Lee Callaway
Chuck Harwood

Chuck Harwood, Portola Valley, CA

Chuck Harwood is a man on a mission. He wants to make everyone a success in his or her job. Granted, that sounds like a daunting challenge, but Chuck is so determined that he spends a good part of his retirement years not swinging in a hammock, but evangelizing how every person can achieve success — whether you are a waiter, a graphic artist, chairman of the board of a large corporation, a sales person, or chief technologist of a startup.

Over the years, Chuck has gone through several transitions. At one time he was a top business executive, then he started a company that teaches others how to make quality improvement an integral part of their business. Now he’s become an author, writing books on how to become -- and stay — successful.

After graduating from Harvard College and the Harvard Business School, Chuck worked his way up to general manager and corporate vice president of two product divisions of Corning, Inc. In 1970 he became Chief Executive Officer (CEO) of Signetics, a Corning subsidiary and, at that time, one of the largest integrated-circuit manufacturers in the world.

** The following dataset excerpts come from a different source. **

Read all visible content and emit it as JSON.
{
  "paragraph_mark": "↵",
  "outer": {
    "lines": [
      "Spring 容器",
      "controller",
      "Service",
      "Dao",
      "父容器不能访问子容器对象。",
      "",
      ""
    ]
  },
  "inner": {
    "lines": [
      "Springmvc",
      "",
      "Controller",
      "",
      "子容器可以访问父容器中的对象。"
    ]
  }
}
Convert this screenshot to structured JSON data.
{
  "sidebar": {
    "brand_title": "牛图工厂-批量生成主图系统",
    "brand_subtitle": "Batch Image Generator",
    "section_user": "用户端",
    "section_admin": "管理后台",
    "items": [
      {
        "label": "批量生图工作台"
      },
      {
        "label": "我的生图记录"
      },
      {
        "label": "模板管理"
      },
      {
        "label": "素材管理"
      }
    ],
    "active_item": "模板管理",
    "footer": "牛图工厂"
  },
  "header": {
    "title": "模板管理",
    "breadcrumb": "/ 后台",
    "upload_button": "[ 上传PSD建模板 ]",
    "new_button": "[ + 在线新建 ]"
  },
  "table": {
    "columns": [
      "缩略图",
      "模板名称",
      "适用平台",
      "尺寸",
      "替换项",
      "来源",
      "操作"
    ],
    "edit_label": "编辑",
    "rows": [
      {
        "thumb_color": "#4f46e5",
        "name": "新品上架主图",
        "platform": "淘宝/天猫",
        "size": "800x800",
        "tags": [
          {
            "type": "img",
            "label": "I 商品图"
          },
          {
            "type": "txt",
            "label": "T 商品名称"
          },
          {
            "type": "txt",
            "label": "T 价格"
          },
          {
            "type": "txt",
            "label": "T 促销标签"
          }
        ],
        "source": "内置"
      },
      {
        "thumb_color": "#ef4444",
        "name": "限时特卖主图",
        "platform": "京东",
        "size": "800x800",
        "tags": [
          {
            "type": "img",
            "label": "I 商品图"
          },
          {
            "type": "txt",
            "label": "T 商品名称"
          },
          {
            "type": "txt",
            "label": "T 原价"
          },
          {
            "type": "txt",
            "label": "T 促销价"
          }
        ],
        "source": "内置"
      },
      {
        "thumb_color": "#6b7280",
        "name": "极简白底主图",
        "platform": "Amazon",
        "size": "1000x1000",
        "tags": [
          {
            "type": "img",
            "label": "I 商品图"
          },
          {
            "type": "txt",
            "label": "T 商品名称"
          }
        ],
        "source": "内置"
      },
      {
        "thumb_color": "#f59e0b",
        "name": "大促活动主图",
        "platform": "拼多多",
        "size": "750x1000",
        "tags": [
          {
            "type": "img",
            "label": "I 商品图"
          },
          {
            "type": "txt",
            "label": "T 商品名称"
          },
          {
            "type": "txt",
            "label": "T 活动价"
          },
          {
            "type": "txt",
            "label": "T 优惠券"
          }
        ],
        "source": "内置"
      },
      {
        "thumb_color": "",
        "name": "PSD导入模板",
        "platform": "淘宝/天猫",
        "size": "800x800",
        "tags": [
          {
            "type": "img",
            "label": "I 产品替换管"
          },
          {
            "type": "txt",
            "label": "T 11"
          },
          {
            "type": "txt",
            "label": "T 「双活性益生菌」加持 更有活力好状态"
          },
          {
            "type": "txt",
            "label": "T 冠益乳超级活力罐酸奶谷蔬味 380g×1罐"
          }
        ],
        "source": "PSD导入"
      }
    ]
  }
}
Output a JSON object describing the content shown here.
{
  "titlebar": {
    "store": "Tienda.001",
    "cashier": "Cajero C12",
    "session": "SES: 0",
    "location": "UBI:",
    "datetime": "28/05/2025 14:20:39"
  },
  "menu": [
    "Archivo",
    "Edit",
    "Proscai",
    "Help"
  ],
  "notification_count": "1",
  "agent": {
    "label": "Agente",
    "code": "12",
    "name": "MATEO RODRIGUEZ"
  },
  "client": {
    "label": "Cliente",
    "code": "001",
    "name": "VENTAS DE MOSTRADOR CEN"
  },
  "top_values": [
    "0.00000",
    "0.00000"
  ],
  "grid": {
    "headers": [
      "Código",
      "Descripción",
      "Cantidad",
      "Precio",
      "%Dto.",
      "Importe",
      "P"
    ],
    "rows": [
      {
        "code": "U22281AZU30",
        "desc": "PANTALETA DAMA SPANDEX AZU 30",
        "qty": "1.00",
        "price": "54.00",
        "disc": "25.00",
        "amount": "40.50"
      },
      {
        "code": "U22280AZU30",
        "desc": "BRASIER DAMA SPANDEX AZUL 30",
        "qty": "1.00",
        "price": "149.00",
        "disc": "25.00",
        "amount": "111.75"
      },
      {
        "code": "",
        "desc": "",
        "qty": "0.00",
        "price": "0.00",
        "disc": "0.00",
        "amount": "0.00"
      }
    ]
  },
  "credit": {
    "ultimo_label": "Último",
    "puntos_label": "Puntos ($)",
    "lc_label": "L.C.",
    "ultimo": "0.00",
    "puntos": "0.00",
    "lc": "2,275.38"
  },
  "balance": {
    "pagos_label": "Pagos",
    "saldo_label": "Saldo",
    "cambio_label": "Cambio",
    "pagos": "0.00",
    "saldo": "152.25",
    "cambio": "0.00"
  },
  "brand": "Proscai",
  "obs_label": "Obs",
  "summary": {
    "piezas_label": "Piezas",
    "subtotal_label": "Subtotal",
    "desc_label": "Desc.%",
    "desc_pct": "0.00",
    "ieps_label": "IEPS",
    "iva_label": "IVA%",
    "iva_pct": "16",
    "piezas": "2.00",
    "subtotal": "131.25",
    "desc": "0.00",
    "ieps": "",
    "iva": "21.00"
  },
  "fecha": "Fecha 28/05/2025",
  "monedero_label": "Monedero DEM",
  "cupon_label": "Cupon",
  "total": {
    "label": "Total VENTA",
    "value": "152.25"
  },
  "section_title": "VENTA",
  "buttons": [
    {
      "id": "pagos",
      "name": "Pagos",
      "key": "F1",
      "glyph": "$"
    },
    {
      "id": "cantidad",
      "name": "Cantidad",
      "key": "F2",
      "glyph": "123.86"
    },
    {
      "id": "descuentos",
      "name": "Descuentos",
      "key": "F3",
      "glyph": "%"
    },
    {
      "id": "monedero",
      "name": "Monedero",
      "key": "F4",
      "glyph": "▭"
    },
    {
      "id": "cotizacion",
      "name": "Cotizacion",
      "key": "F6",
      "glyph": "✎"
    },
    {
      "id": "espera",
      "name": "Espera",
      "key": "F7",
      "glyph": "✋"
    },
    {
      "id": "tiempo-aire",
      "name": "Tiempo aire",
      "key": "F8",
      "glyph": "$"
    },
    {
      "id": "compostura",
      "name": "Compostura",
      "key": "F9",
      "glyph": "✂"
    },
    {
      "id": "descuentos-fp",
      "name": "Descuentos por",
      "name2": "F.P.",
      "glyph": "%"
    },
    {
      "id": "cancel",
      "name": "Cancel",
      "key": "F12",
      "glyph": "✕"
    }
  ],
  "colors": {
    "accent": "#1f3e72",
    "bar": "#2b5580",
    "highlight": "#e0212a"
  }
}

Sales grew from $35 million to $720 million during his years at Signetics. In 1975 Philips Electronics acquired Signetics, and Chuck remained as president and CEO for another 10 years. He then co-founded the Quality Improvement Company, serving as both co-general manager and consultant to clients until his retirement in 1994.

Writing and helping non-profits

These days Chuck devotes his time to writing and pro bono consulting for several non-profit organizations. Chuck first wrote "Kick Down the Door of Complacency: Seize the Power of Continuous Improvement" as well as two instruction manuals for it. This year he published a compact little guide to on-the-job success called “It’s Your Job: Take Charge of It.”

So what makes Chuck excited to get out of bed every morning? Here’s his story in his own words:

“Years ago, Jack Hanigan, a Corning, Inc. vice-president, told a young group of us newly hired people, ‘It’s not your supervisor’s job to persuade you that you are capable and deserve more money or a promotion or both. It’s your job to persuade your boss you are capable.’ Those words really stuck with me. And, eventually, when I had the time, I wrote a book to teach people how to take charge of their jobs and become successful.

A simple way to success

“I discovered a simple, direct, very easy and effective way for any person, at any level, in any job, in any organization to become and stay successful.

“Here’s how it works:  There are five parts to every job: KNOWING, DECIDING, ASSIGNING, INFLUENCING and COPING. Every person, from time to time, needs to ask himself or herself these five questions:

  • How am I doing on Knowing everything concerning my job?
  • How am I doing on making good, timely Decisions?
  • How am I doing on Assigning tasks and being part of assigned tasks?
  • How am I doing on Influencing others and accepting influence?
  • How am I doing on Coping with people and situations I cannot change?

A never-ending process

“The answers to these five questions lead people to learn more about their jobs and to change what they are doing—to add to or improve what they are doing.

“This process can go on forever and ever because no job is static. We all have ever-changing jobs, in ever-changing organizations, in an ever-changing world.

“My book, ‘It’s Your Job: Take Charge of It’ includes 16 stories of famous and not-so-famous people doing one or more of the five parts of working well. Rosa Parks, a tailor's assistant, made one simple decision that sparked the Civil Rights Movement in America. Herb Brooks, a hockey coach, made hundreds of small, but very important decisions that gave us one of the greatest victories in sports history. And General Dwight Eisenhower was charged with one of the most important decisions ever made in the free world—the decision to proceed with the D-Day landing in the face of terrible weather. Each one of these people has something to teach us about making good decisions and doing a good day's work.”

‘My way of giving back’

“The work I’m doing now — pro bono consulting for non-profit organizations and writing – are my way of giving back for the help I received from others during my career. And my guidebook is a digest of what I have learned from everybody.”

These days Chuck uses his book as a précis for speeches to service organizations and colleges and for workshops for non-profit groups. His web site ( includes such helpful tools as a personal competence rating guide and a leader’s guide for managers and trainers to use in their organizations.

Chuck and his wife, Barbara, have lived in Portola Valley for 38 years. Their six children have given them16 grandchildren. Chuck says his entire life has been a wonderful adventure and, he adds, “I still look forward to every day. I’m so glad I learned the joys of being a rebooter.”